Henry Anton Peller (Usa) e Cathy Smith (Gran Bretagna): “Yes! to participatory agroecology: farmer-led plant breeding and soil regeneration in maya milpas of Southern Belize” vogliono aiutare gli agricoltori nel sud del Belize a rigenerare la qualità dei loro suoli attraverso l’agro-ecologia partecipativa.
Matt Salomon (Germania) grazie alla sua proposta dal titolo: “Can a city feed its people? Analysis of urban soils in Adelaide towards their safety and potential for urban agriculture” studierà come l’agricoltura urbana possa essere la soluzione ideale per le città che vogliono garantire cibo sano e di qualità ai propri abitanti.
Moritz Gallei (Germania) e Obi Chinedu (Nigeria) con il progetto “Can information campaigns break the food insecurity and migration trap? A randomized experiment in Edo State, Nigeria” spiegano che una delle cause meno conosciute delle migrazioni è l'informazione (incompleta o errata) che arriva nelle zone rurali dei Paesi più poveri attraverso i social network e i canali non-ufficiali, che induce le persone a sopravvalutare le opportunità che nascono da una migrazione illegale e sottovalutarne i rischi.
Martina Occelli (Italia) il progetto “The silent revolution: how smallholder farmers collective knowledge is shaping soil productivity in Ethiopia” propone un sistema di "conoscenza collettiva" per favorire la produttività dei suoli in Etiopia attraverso la condivisione di esperienze e informazioni degli agricoltori.
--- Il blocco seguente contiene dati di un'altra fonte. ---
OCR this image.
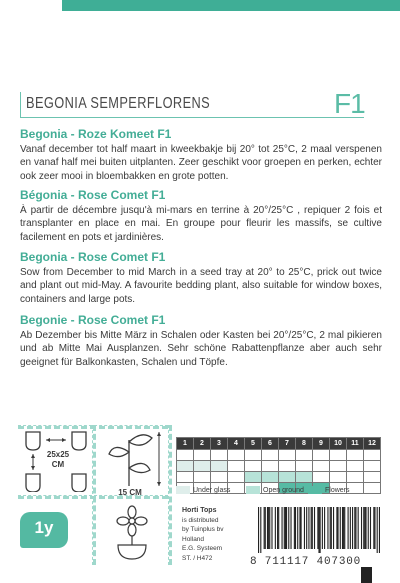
BEGONIA SEMPERFLORENS	F1
Begonia - Roze Komeet F1

Vanaf december tot half maart in kweekbakje bij 20° tot 25°C, 2 maal verspenen en vanaf half mei buiten uitplanten. Zeer geschikt voor groepen en perken, echter ook zeer mooi in bloembakken en grote potten.

Bégonia - Rose Comet F1

À partir de décembre jusqu'à mi-mars en terrine à 20°/25°C , repiquer 2 fois et transplanter en place en mai. En groupe pour fleurir les massifs, se cultive facilement en pots et jardinières.

Begonia - Rose Comet F1

Sow from December to mid March in a seed tray at 20° to 25°C, prick out twice and plant out mid-May. A favourite bedding plant, also suitable for window boxes, containers and large pots.

Begonie - Rose Comet F1

Ab Dezember bis Mitte März in Schalen oder Kasten bei 20°/25°C, 2 mal pikieren und ab Mitte Mai Ausplanzen. Sehr schöne Rabattenpflanze aber auch sehr geeignet für Balkonkasten, Schalen und Töpfe.

25x25
CM
15 CM
1y
1	2	3	4	5	6	7	8	9	10	11	12

Under glass	Open ground	Flowers
Horti Tops
is distributed
by Tuinplus bv
Holland
E.G. Systeem
ST. / H472	8 711117 407300
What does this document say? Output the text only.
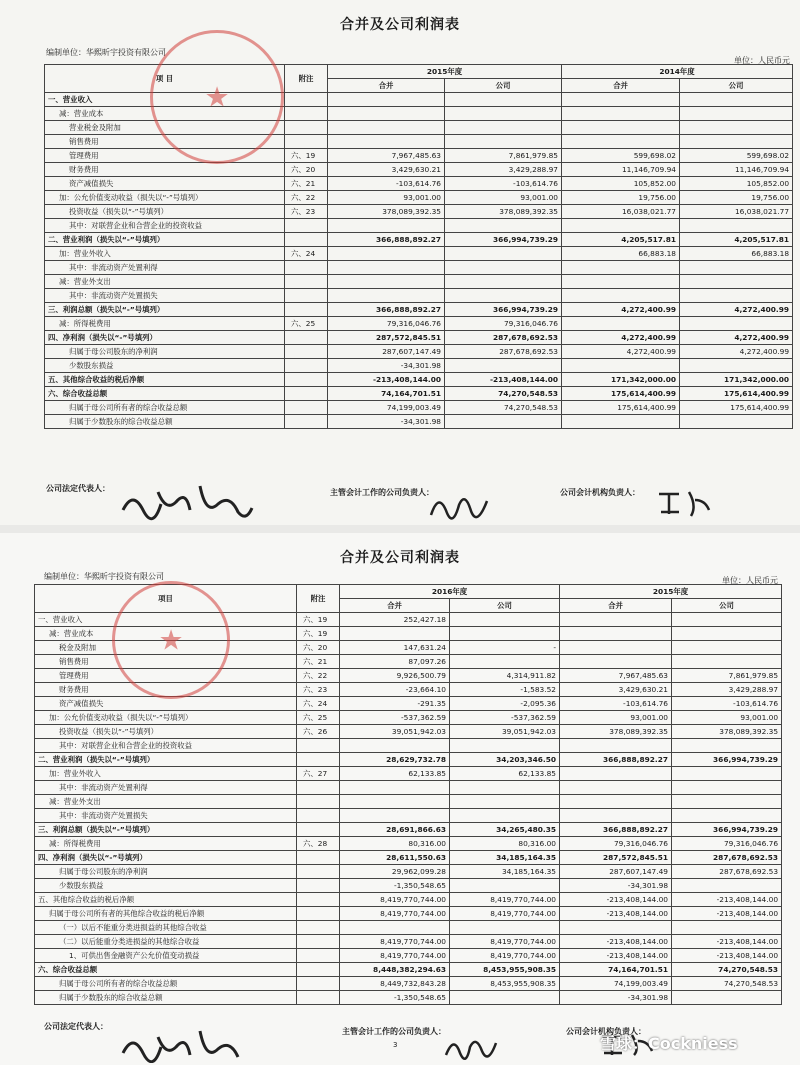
合并及公司利润表
编制单位：华熙昕宇投资有限公司
单位：人民币元
项 目	附注	2015年度		2014年度	
		合并	公司	合并	公司
一、营业收入					
减：营业成本					
营业税金及附加					
销售费用					
管理费用	六、19	7,967,485.63	7,861,979.85	599,698.02	599,698.02
财务费用	六、20	3,429,630.21	3,429,288.97	11,146,709.94	11,146,709.94
资产减值损失	六、21	-103,614.76	-103,614.76	105,852.00	105,852.00
加：公允价值变动收益（损失以“-”号填列）	六、22	93,001.00	93,001.00	19,756.00	19,756.00
投资收益（损失以“-”号填列）	六、23	378,089,392.35	378,089,392.35	16,038,021.77	16,038,021.77
其中：对联营企业和合营企业的投资收益					
二、营业利润（损失以“-”号填列）		366,888,892.27	366,994,739.29	4,205,517.81	4,205,517.81
加：营业外收入	六、24			66,883.18	66,883.18
其中：非流动资产处置利得					
减：营业外支出					
其中：非流动资产处置损失					
三、利润总额（损失以“-”号填列）		366,888,892.27	366,994,739.29	4,272,400.99	4,272,400.99
减：所得税费用	六、25	79,316,046.76	79,316,046.76		
四、净利润（损失以“-”号填列）		287,572,845.51	287,678,692.53	4,272,400.99	4,272,400.99
归属于母公司股东的净利润		287,607,147.49	287,678,692.53	4,272,400.99	4,272,400.99
少数股东损益		-34,301.98			
五、其他综合收益的税后净额		-213,408,144.00	-213,408,144.00	171,342,000.00	171,342,000.00
六、综合收益总额		74,164,701.51	74,270,548.53	175,614,400.99	175,614,400.99
归属于母公司所有者的综合收益总额		74,199,003.49	74,270,548.53	175,614,400.99	175,614,400.99
归属于少数股东的综合收益总额		-34,301.98			
★
公司法定代表人：	主管会计工作的公司负责人：	公司会计机构负责人：
合并及公司利润表
编制单位：华熙昕宇投资有限公司	单位：人民币元
项目	附注	2016年度		2015年度	
		合并	公司	合并	公司
一、营业收入	六、19	252,427.18			
减：营业成本	六、19				
税金及附加	六、20	147,631.24	-		
销售费用	六、21	87,097.26			
管理费用	六、22	9,926,500.79	4,314,911.82	7,967,485.63	7,861,979.85
财务费用	六、23	-23,664.10	-1,583.52	3,429,630.21	3,429,288.97
资产减值损失	六、24	-291.35	-2,095.36	-103,614.76	-103,614.76
加：公允价值变动收益（损失以“-”号填列）	六、25	-537,362.59	-537,362.59	93,001.00	93,001.00
投资收益（损失以“-”号填列）	六、26	39,051,942.03	39,051,942.03	378,089,392.35	378,089,392.35
其中：对联营企业和合营企业的投资收益					
二、营业利润（损失以“-”号填列）		28,629,732.78	34,203,346.50	366,888,892.27	366,994,739.29
加：营业外收入	六、27	62,133.85	62,133.85		
其中：非流动资产处置利得					
减：营业外支出					
其中：非流动资产处置损失					
三、利润总额（损失以“-”号填列）		28,691,866.63	34,265,480.35	366,888,892.27	366,994,739.29
减：所得税费用	六、28	80,316.00	80,316.00	79,316,046.76	79,316,046.76
四、净利润（损失以“-”号填列）		28,611,550.63	34,185,164.35	287,572,845.51	287,678,692.53
归属于母公司股东的净利润		29,962,099.28	34,185,164.35	287,607,147.49	287,678,692.53
少数股东损益		-1,350,548.65		-34,301.98	
五、其他综合收益的税后净额		8,419,770,744.00	8,419,770,744.00	-213,408,144.00	-213,408,144.00
归属于母公司所有者的其他综合收益的税后净额		8,419,770,744.00	8,419,770,744.00	-213,408,144.00	-213,408,144.00
（一）以后不能重分类进损益的其他综合收益					
（二）以后能重分类进损益的其他综合收益		8,419,770,744.00	8,419,770,744.00	-213,408,144.00	-213,408,144.00
1、可供出售金融资产公允价值变动损益		8,419,770,744.00	8,419,770,744.00	-213,408,144.00	-213,408,144.00
六、综合收益总额		8,448,382,294.63	8,453,955,908.35	74,164,701.51	74,270,548.53
归属于母公司所有者的综合收益总额		8,449,732,843.28	8,453,955,908.35	74,199,003.49	74,270,548.53
归属于少数股东的综合收益总额		-1,350,548.65		-34,301.98	
★
公司法定代表人：
主管会计工作的公司负责人：	公司会计机构负责人：
3	雪球：Cockniess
Con “Enhancement of sustainable agriculture through adoption of bio-integrated crop management among small holder tomato farmers in Tanzania: conventional versus non-conventional farming methods” il team composto da Geraldin Lengai, Margaret Gumisiriza Ssentambi e Becky Aloo (Kenya e Uganda) indaga su come implementare, tra i piccoli agricoltori in Tanzania, l’uso di pesticidi botanici e rhizo fertilizzanti per migliorare la resa dei pomodori coltivati sia nel terreno che attraverso sistemi idroponici.
Anna Grace Tribble (Stati Uniti) è una ricercatrice statunitense che dopo aver vissuto in Iraq per lunghi periodi sta cercando di trovare soluzioni operative per arginare il dilagante problema dell'obesità nei Paesi colpiti da guerra e sanzioni economiche. Per questo motivo ha presentato il progetto “We just ate dry bread": understanding and halting the intergenerational chronic disease outcomes of young adults in Iraqi Kurdistan”.